More trees face being cut down along Dublin's proposed BusConnects routes than previously estimated, a university professor has warned.
More than 4,700 trees have been identified as growing within a 20m-wide corridor along the 16 bus routes earmarked for possible major road-widening, said Gerald Mills, Associate Professor of Geography at University College Dublin.
The installation of enhanced bus lanes and cycle lanes is proposed to ease traffic congestion and make public transport faster and more attractive to car users.
"The public have seen differing news reports of the estimated loss of trees along the routes, sometimes varying between 500 and 1,000 trees," said Prof Mills.
"The National Transport Authority (NTA) has still not given us any specifics on the trees to be cut down.
"It is reasonable to expect that the proposers have acquired information so that they can do a complete environmental-impact analysis of the consequences of tree removal."
The NTA has stated it does not yet know how many trees will need to be felled.
However, Prof Mills said he had compiled a report which counted the number of trees along each bus corridor by placing the proposed bus routes map over a satellite image of the city.
All trees within a 20m-wide zone along each road route were mapped and counted.
As well as that, all trees within a 10m zone were also counted.
His report identified 1,000 trees within the 10m zones, growing within five metres each side of the centreline.
It showed 4,734 trees within a 20m zone along the routes. These are trees that are growing within 10m on each side of the centre of the road.
He also calculated the amount of carbon dioxide greenhouse gases that these trees remove from the air along the routes.
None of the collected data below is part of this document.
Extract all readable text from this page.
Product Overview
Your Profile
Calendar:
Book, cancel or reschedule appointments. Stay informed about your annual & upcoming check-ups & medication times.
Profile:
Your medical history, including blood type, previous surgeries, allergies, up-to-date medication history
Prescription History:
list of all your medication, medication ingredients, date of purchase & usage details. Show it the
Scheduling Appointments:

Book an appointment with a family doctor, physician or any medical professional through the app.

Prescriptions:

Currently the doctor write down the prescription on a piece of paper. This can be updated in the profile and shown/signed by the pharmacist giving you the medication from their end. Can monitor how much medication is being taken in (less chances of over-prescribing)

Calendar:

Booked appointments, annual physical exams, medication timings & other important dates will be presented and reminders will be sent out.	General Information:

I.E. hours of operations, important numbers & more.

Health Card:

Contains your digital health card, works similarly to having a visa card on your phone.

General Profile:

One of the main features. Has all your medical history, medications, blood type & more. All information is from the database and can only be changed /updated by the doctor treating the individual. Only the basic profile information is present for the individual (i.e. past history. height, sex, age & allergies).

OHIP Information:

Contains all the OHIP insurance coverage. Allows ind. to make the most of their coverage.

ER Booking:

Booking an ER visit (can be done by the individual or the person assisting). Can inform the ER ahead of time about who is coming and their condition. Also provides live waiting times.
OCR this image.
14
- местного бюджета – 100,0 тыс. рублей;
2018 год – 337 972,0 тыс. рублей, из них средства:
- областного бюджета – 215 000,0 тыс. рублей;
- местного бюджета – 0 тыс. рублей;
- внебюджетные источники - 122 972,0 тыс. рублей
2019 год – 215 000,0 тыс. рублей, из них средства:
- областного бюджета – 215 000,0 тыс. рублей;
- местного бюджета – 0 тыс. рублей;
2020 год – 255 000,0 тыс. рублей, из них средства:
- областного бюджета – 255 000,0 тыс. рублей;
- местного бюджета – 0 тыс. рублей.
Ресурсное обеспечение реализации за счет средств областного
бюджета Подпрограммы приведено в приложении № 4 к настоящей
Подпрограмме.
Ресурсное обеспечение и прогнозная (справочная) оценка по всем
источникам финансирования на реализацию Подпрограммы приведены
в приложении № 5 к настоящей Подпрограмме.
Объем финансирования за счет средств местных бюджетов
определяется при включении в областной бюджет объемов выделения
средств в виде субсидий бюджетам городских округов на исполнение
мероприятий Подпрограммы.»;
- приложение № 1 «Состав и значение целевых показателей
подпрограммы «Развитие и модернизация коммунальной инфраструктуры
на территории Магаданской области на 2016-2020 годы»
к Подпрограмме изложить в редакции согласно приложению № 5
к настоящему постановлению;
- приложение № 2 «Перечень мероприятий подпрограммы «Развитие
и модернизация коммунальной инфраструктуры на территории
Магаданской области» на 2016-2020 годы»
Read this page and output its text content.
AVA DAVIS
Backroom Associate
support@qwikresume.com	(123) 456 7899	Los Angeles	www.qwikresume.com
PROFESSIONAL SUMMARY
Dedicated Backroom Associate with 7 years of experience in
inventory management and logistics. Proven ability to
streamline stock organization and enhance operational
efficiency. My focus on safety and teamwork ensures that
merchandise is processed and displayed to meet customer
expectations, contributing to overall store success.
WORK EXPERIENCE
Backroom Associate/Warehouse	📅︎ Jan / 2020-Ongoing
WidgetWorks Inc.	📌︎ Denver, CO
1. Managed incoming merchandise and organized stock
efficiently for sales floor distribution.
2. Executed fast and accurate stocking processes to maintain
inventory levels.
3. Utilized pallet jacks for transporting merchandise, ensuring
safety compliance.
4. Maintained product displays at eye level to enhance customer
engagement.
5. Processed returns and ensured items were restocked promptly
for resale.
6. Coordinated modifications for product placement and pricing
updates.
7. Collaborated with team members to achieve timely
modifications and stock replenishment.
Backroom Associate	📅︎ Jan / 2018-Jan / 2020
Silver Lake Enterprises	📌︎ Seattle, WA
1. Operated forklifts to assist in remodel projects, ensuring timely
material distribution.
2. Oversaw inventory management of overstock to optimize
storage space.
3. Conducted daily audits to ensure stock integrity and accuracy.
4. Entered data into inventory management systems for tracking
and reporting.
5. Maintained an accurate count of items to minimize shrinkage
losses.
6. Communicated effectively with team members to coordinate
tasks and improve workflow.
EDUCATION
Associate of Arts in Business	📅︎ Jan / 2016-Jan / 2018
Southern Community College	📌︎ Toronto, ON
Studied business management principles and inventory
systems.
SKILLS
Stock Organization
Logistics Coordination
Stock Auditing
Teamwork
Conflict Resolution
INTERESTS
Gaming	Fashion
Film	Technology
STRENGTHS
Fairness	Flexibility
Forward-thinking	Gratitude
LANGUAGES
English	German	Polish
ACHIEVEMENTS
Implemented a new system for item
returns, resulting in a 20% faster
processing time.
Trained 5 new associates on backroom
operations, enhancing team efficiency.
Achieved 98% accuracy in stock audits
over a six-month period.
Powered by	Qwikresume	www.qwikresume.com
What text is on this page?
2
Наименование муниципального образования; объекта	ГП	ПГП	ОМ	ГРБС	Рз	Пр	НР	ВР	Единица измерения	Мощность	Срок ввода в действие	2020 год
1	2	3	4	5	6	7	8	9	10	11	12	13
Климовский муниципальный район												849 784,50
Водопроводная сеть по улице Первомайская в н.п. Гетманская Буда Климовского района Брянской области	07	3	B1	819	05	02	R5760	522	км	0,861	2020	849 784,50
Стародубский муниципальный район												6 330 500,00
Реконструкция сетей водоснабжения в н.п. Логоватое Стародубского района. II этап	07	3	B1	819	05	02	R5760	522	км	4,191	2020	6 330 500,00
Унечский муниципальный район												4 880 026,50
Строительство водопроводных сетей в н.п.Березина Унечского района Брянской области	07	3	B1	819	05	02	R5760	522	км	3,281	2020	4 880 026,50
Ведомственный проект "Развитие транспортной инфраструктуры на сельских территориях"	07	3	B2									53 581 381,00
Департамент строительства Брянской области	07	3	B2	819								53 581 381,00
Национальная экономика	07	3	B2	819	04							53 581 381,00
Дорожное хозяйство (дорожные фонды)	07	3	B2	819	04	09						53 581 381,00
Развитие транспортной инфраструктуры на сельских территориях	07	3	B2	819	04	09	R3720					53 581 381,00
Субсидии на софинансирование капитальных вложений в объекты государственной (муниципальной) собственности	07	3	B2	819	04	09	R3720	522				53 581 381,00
He found that the trees growing within 10m either side of the centre-lines remove and store the equivalent of carbon produced by 8,973 cars using those routes twice a day.
The trees also absorb other pollutants from the air.
He said it was somewhat "ridiculous" to talk of the benefits of reducing greenhouse gases by easing traffic congestion through road widening while at the same time cutting down possibly thousands of mature trees.
He said they did a valuable job ridding the air of those gases.
The professor said he did not claim to know the number, the sizes or the ages of the trees destined to be cut down.
He called for more specific information to be made available by the NTA.